Bisherige Rückfragen an den Elektriker:

  1. Tiefe Dosen vorbereiten?
  2. Unterputz LED Spots steuerbar?
  3. Tür/Klingel/Kamera/Access?
  4. Wallbox auch in Smart Home integriert? Wird nur vorbereitet.

Meine Fragen an euch:

  1. Beleuchtung: bislang plante ich “smarte LEDs” zu kaufen; Elektriker empfiehlt Shellys einzubauen stattdessen. Ist das sinnvoll? Und kann ich damit auch dimmen (sofern die LED dimmbar ist)? Hab gesehen es gibt “Shelly Dimmer mit Zigbee”, die bräuchte ich vermutlich?
  2. Steckdosen: Der Elektriker hat wohl richtigerweise gesagt, das nicht alle Dosen mit Aktoren ausgestattet werden sollten (da sehr teuer). Er hat 10 Dosen vorgeschlagen. Ist das sinnvoll?
  3. Rollläden: auch mit Shelly. Scheint mir trivial zu sein.
  4. Fußbodenheizung: Elektriker meinte, da könnte man auch was machen (für ca. 2.000 EUR), hat es aber nicht unbedingt empfohlen. Was ist eure Einschätzung? Was könnte man da effektiv steuern/auslesen?
  5. Ich würde die Shellys im Zigbee Netzwerk funken lassen. Passt das für alle Geräte? Elektriker meinte, er macht das im WLAN, aber das kann er ja einfach auf Zigbee für mich “einstellen”?
  6. Das ganze soll in Home Assistant laufen. Soweit ich es verstehe, geht das ohne zentralen “Hub”, stimmt das?

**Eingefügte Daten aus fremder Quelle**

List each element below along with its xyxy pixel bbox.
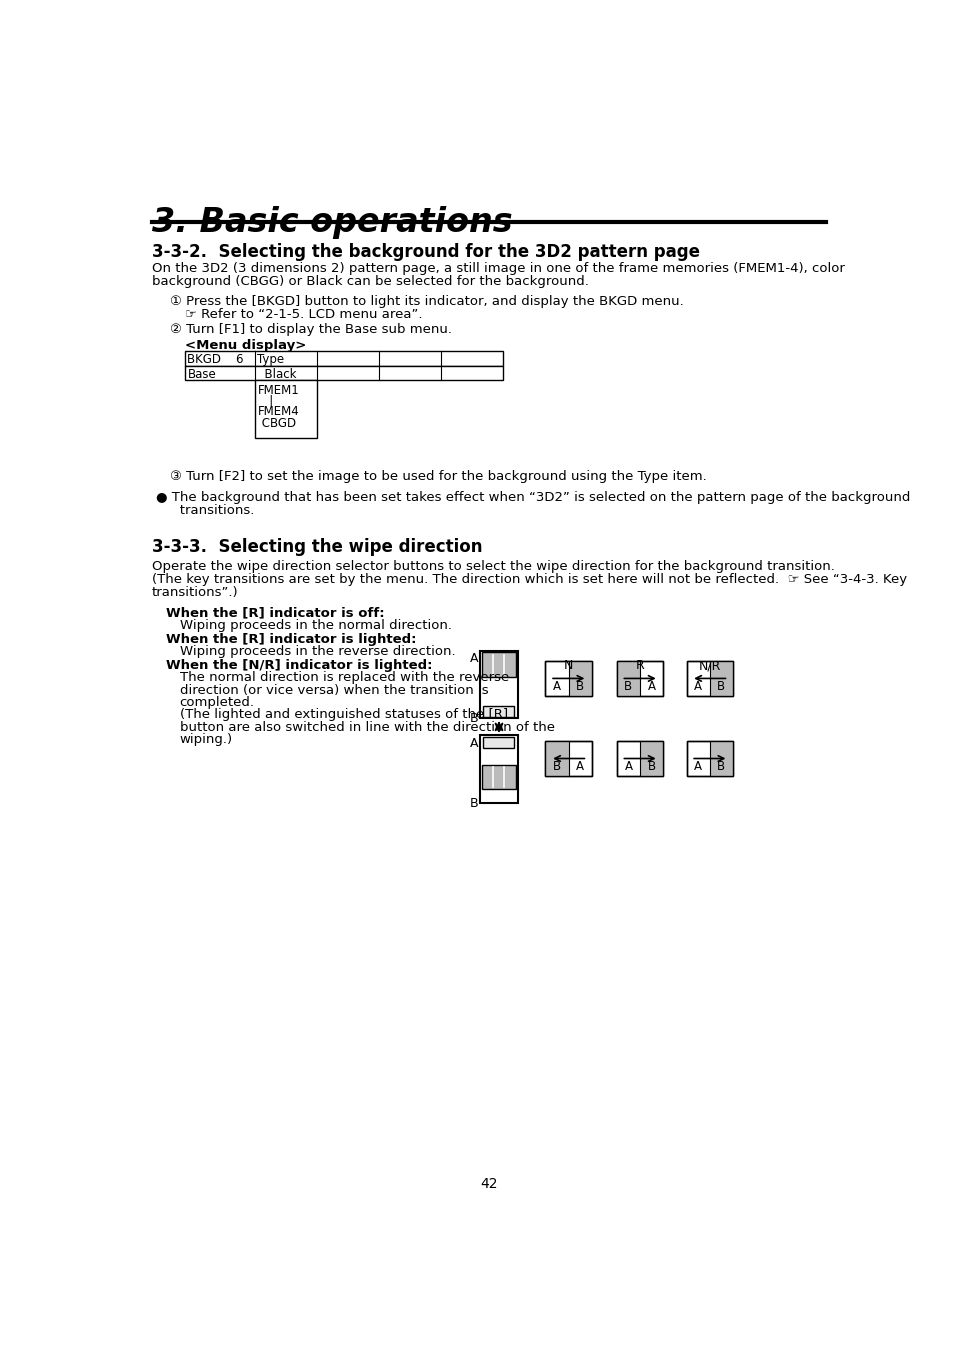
Bar xyxy=(481,652,516,677)
Text: 3-3-2.  Selecting the background for the 3D2 pattern page: 3-3-2. Selecting the background for the … xyxy=(152,243,700,260)
Text: B: B xyxy=(717,760,724,772)
Text: |: | xyxy=(257,395,273,407)
Text: When the [N/R] indicator is lighted:: When the [N/R] indicator is lighted: xyxy=(166,659,432,673)
Text: A: A xyxy=(694,760,701,772)
Bar xyxy=(686,741,732,776)
Bar xyxy=(617,661,662,696)
Bar xyxy=(617,661,639,696)
Text: ① Press the [BKGD] button to light its indicator, and display the BKGD menu.: ① Press the [BKGD] button to light its i… xyxy=(170,295,682,307)
Bar xyxy=(483,706,514,717)
Text: FMEM1: FMEM1 xyxy=(257,384,299,396)
Text: B: B xyxy=(469,797,477,810)
Text: direction (or vice versa) when the transition is: direction (or vice versa) when the trans… xyxy=(179,683,488,697)
Text: 42: 42 xyxy=(479,1177,497,1190)
Bar xyxy=(686,661,732,696)
Text: ② Turn [F1] to display the Base sub menu.: ② Turn [F1] to display the Base sub menu… xyxy=(170,324,451,337)
Bar xyxy=(639,741,662,776)
Bar xyxy=(481,764,516,790)
Text: Operate the wipe direction selector buttons to select the wipe direction for the: Operate the wipe direction selector butt… xyxy=(152,559,834,573)
Text: ③ Turn [F2] to set the image to be used for the background using the Type item.: ③ Turn [F2] to set the image to be used … xyxy=(170,469,705,483)
Text: When the [R] indicator is lighted:: When the [R] indicator is lighted: xyxy=(166,634,416,646)
Bar xyxy=(686,741,732,776)
Text: A: A xyxy=(694,679,701,693)
Text: FMEM4: FMEM4 xyxy=(257,406,299,418)
Text: 3. Basic operations: 3. Basic operations xyxy=(152,206,512,240)
Text: A: A xyxy=(469,652,477,666)
Text: B: B xyxy=(576,679,584,693)
Text: <Menu display>: <Menu display> xyxy=(185,338,306,352)
Bar xyxy=(617,741,662,776)
Text: BKGD    6: BKGD 6 xyxy=(187,353,244,367)
Text: 3-3-3.  Selecting the wipe direction: 3-3-3. Selecting the wipe direction xyxy=(152,538,482,555)
Bar xyxy=(545,661,592,696)
Text: ● The background that has been set takes effect when “3D2” is selected on the pa: ● The background that has been set takes… xyxy=(155,491,909,504)
Text: On the 3D2 (3 dimensions 2) pattern page, a still image in one of the frame memo: On the 3D2 (3 dimensions 2) pattern page… xyxy=(152,262,843,275)
Text: button are also switched in line with the direction of the: button are also switched in line with th… xyxy=(179,721,554,733)
Bar xyxy=(483,737,514,748)
Text: N: N xyxy=(563,659,573,673)
Text: completed.: completed. xyxy=(179,696,254,709)
Text: R: R xyxy=(635,659,643,673)
Bar xyxy=(545,741,568,776)
Text: Wiping proceeds in the normal direction.: Wiping proceeds in the normal direction. xyxy=(179,619,451,632)
Bar xyxy=(709,741,732,776)
Text: B: B xyxy=(623,679,632,693)
Text: A: A xyxy=(576,760,584,772)
Bar xyxy=(617,661,662,696)
Bar xyxy=(254,380,316,438)
Text: B: B xyxy=(469,712,477,725)
Bar xyxy=(617,741,662,776)
Text: N/R: N/R xyxy=(698,659,720,673)
Text: A: A xyxy=(647,679,655,693)
Text: (The key transitions are set by the menu. The direction which is set here will n: (The key transitions are set by the menu… xyxy=(152,573,906,586)
Text: Wiping proceeds in the reverse direction.: Wiping proceeds in the reverse direction… xyxy=(179,646,455,658)
Text: Type: Type xyxy=(257,353,284,367)
Bar xyxy=(568,661,592,696)
Bar xyxy=(686,661,732,696)
Text: When the [R] indicator is off:: When the [R] indicator is off: xyxy=(166,607,384,620)
Bar xyxy=(480,736,517,803)
Bar xyxy=(480,651,517,718)
Text: transitions”.): transitions”.) xyxy=(152,586,238,599)
Bar xyxy=(185,365,502,380)
Bar xyxy=(709,661,732,696)
Text: wiping.): wiping.) xyxy=(179,733,233,745)
Text: (The lighted and extinguished statuses of the [R]: (The lighted and extinguished statuses o… xyxy=(179,709,507,721)
Text: Black: Black xyxy=(257,368,296,381)
Text: B: B xyxy=(717,679,724,693)
Text: A: A xyxy=(553,679,560,693)
Text: B: B xyxy=(647,760,655,772)
Text: background (CBGG) or Black can be selected for the background.: background (CBGG) or Black can be select… xyxy=(152,275,588,288)
Text: A: A xyxy=(469,737,477,749)
Bar xyxy=(545,741,592,776)
Text: CBGD: CBGD xyxy=(257,418,295,430)
Text: B: B xyxy=(553,760,560,772)
Bar xyxy=(545,661,592,696)
Bar xyxy=(545,741,592,776)
Text: ☞ Refer to “2-1-5. LCD menu area”.: ☞ Refer to “2-1-5. LCD menu area”. xyxy=(185,309,422,321)
Text: The normal direction is replaced with the reverse: The normal direction is replaced with th… xyxy=(179,671,508,685)
Text: transitions.: transitions. xyxy=(167,504,254,518)
Text: Base: Base xyxy=(187,368,216,381)
Text: A: A xyxy=(624,760,632,772)
Bar xyxy=(185,352,502,365)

Falls nicht, welchen Hub pack ich an meine FritzBox?
  7. Gerne auch noch meine direkten Fragen an den Elektriker 1 bis 4 bewerten

Danke schon mal! Jede Rückmeldung hilft mir möglichst viele Fehler und Limitierungen zu vermeiden. :slight_smile:

Bei den Fenstern setzt du auf batteriebetriebene Sensoren. Im Neubau wären hier auch Reed Kontakte und kabelgebundene Lösungen denkbar.

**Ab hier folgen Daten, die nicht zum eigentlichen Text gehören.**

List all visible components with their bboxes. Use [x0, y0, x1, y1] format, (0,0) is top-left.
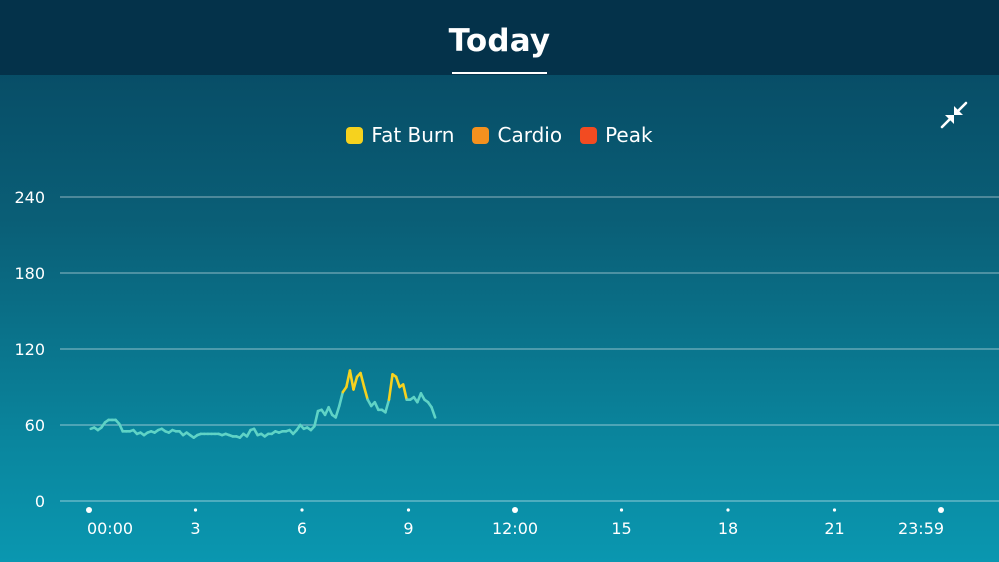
- x-tick-marker: [300, 508, 304, 512]
- legend-label: Cardio: [497, 123, 563, 147]
- x-tick-marker: [406, 508, 411, 512]
- heart-rate-segment: [430, 405, 437, 419]
- x-tick-label: 23:59: [898, 519, 944, 538]
- x-tick-marker: [726, 508, 730, 512]
- legend-item-cardio: Cardio: [472, 122, 562, 148]
- collapse-button[interactable]: [938, 99, 970, 131]
- heart-rate-segment: [394, 375, 401, 389]
- legend-item-peak: Peak: [580, 122, 653, 148]
- x-tick-marker: [832, 508, 837, 512]
- heart-rate-segment: [334, 404, 341, 419]
- x-tick-label: 00:00: [87, 519, 133, 538]
- x-tick-marker: [86, 507, 92, 513]
- y-tick-label: 180: [14, 264, 45, 283]
- y-tick-label: 0: [35, 492, 45, 511]
- header-bar: [0, 0, 999, 75]
- heart-rate-segment: [384, 398, 391, 414]
- heart-rate-segment: [352, 375, 359, 391]
- x-tick-marker: [938, 507, 944, 513]
- legend-swatch: [580, 126, 598, 144]
- chart-legend: Fat Burn Cardio Peak: [0, 122, 999, 148]
- y-tick-label: 240: [14, 188, 45, 207]
- x-tick-label: 12:00: [492, 519, 538, 538]
- x-tick-label: 15: [611, 519, 631, 538]
- x-tick-marker: [193, 508, 198, 512]
- heart-rate-segment: [327, 405, 334, 417]
- x-tick-marker: [512, 507, 518, 513]
- legend-label: Peak: [605, 123, 653, 147]
- heart-rate-segment: [373, 400, 380, 412]
- page-title: Today: [448, 23, 551, 59]
- y-tick-label: 60: [25, 416, 45, 435]
- heart-rate-segment: [359, 371, 366, 389]
- x-tick-label: 21: [824, 519, 844, 538]
- x-tick-marker: [619, 508, 624, 512]
- legend-label: Fat Burn: [371, 123, 455, 147]
- heart-rate-segment: [401, 383, 409, 401]
- legend-item-fat-burn: Fat Burn: [346, 122, 454, 148]
- x-tick-label: 9: [403, 519, 413, 538]
- heart-rate-segment: [337, 390, 345, 408]
- y-tick-label: 120: [14, 340, 45, 359]
- legend-swatch: [472, 126, 490, 144]
- heart-rate-segment: [362, 385, 369, 401]
- title-underline: [452, 72, 547, 74]
- legend-swatch: [346, 126, 364, 144]
- x-tick-label: 18: [718, 519, 738, 538]
- collapse-arrows-icon: [940, 101, 968, 129]
- heart-rate-segment: [387, 373, 394, 401]
- heart-rate-segment: [313, 409, 320, 428]
- x-tick-label: 6: [297, 519, 307, 538]
- heart-rate-segment: [348, 369, 355, 391]
- heart-rate-segment: [117, 422, 125, 433]
- x-tick-label: 3: [190, 519, 200, 538]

Die Shelly’s in den Steckdosen kann man gut nachrüsten bei Bedarf. So mache ich es bei einer Neubau Wohnung (55qm; 6 Shelly Steckdosen zum Start).

Licht Taster erlauben dir eine nachträgliche (oder sofortige) Ausrüstung mit Shelly’s.

Über Präsenzmelder im Bad /Flur kann man nachdenken. Fußbodenheizungen sind träge, von daher „schwierig“. Aber zumindest eine „Urlaubsfunktion“ wäre wünschenswert.

Bleibt noch die Türklingel .. mit Video

Am sinnvollsten im Neubau ist natürlich eine verkabelte Lösung wie KNX.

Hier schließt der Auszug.